Apiiro, with the backing of Gartner Research, has released a concerning report on the security risks associated with AI-generated code. The study, conducted across millions of lines of code from financial institutions, industrial enterprises, and technology firms, reveals a stark reality: when AI is used for software development, security is inevitably sacrificed in favor of speed.
According to a July survey by Stack Overflow, eight out of ten developers have already integrated artificial intelligence into their workflow. AI-driven automation has become the most sought-after tool in modern software development. Over the past six months, generative technologies have advanced significantly, leading experts to predict that the number of programmers relying on AI-driven coding assistants will continue to surge.
The turning point came with the launch of ChatGPT by OpenAI in November 2022. Since then, requests for code modifications have increased by 70%, compared to the third quarter of the same year. However, the number of code repositories has only grown by 30%, and the developer workforce has expanded by a mere 20%.
A compelling example is GitHub Copilot, the leading AI-powered coding assistant. According to Microsoft, over 150 million developers now use the tool, with its user base doubling since its launch in October 2021. This exponential growth underscores the rising demand for AI-driven programming solutions.
In the past six months, there has been a threefold increase in repositories containing code that processes personal and financial data. Even more alarming is the tenfold surge in insecure Application Programming Interfaces (APIs)—the protocols that enable software components to communicate. When these APIs lack fundamental security mechanisms, they become direct entry points for cybercriminals, granting access to an organization’s internal systems.
According to Practical DevSecOp, unsecured APIs serve as critical attack vectors. Hackers can inject malicious code into business operations, overload servers with crafted requests, or extract sensitive data from databases. Furthermore, the absence of proper authentication mechanisms allows attackers to hijack legitimate user sessions, gaining unauthorized access to accounts and personal information.
The core issue lies in the fact that AI-generated code does not account for the unique security requirements of individual organizations and fails to align with corporate security standards. Apiiro’s research indicates that the number of exposed access points to sensitive data is increasing in parallel with the overall rise in software repositories.

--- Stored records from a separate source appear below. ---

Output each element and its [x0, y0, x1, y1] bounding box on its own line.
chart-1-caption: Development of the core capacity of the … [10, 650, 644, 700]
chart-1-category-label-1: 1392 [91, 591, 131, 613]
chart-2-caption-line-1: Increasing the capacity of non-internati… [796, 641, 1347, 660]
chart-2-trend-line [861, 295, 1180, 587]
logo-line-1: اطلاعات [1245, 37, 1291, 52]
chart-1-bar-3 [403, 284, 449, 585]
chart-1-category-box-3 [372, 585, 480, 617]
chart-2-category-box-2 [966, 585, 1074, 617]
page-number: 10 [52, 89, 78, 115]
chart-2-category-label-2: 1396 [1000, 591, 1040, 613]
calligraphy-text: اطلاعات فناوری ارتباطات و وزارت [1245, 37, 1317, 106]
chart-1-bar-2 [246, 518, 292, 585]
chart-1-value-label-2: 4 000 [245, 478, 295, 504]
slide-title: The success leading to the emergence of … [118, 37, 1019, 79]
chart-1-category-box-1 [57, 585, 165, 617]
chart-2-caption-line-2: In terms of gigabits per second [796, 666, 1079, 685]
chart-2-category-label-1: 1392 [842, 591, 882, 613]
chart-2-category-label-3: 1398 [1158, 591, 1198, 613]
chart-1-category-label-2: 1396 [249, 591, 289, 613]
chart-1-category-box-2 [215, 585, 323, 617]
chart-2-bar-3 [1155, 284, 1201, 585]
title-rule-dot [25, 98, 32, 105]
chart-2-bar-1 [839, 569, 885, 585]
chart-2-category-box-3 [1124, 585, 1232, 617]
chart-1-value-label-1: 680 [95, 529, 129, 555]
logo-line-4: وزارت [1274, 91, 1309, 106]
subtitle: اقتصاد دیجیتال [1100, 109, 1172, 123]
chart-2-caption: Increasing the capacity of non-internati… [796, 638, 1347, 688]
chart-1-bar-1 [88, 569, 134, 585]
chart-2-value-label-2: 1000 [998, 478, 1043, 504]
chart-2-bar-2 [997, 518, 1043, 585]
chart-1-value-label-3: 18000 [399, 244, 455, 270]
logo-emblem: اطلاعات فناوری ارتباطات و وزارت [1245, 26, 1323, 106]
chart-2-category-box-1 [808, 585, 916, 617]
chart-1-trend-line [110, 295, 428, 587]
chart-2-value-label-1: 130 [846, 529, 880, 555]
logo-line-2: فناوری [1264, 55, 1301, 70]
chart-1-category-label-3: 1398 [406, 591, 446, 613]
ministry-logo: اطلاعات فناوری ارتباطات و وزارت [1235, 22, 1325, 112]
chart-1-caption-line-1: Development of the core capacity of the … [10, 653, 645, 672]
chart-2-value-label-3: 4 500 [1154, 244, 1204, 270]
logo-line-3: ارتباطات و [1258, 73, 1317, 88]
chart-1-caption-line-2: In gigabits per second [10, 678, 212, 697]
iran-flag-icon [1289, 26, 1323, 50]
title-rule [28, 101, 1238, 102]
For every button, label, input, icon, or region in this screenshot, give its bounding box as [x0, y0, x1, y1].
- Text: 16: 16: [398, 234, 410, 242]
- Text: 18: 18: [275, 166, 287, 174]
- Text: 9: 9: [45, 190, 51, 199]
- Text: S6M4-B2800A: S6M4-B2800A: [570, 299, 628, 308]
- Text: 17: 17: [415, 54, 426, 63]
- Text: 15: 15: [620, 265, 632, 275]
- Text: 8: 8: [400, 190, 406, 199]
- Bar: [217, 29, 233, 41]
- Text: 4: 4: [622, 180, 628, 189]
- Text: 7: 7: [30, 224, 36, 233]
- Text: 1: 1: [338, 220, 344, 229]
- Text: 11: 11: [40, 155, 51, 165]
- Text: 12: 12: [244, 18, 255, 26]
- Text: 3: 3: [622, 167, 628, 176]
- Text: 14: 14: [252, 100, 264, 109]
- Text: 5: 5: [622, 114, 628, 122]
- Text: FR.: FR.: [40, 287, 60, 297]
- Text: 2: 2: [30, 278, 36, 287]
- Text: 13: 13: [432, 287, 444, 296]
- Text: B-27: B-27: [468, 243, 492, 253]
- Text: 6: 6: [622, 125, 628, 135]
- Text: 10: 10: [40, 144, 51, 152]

To mitigate these risks, businesses must urgently adopt automated code auditing systems. A human expert typically spends 4–5 hours reviewing a single version of a program, whereas an AI assistant can generate dozens of iterations within the same timeframe. At the current pace of automation, this disparity will only widen, leaving security teams struggling to keep up.
The problem spans all sectors of the economy:
- In finance, AI-generated code processes confidential transactions.
- In industry, it controls production workflows.
- In technology firms, it manages mission-critical services.
Vulnerabilities in any of these domains could lead to catastrophic consequences.
Apiiro’s experts propose a comprehensive solution:
- Deploy advanced automated code analysis tools to detect vulnerabilities during the development phase.
- Establish new security standards tailored to AI-driven software development.
- Strengthen access controls for repositories containing sensitive data, implementing multi-layered security frameworks.
Without these measures, analysts warn, the number of vulnerabilities in AI-generated code will continue to grow at an exponential rate.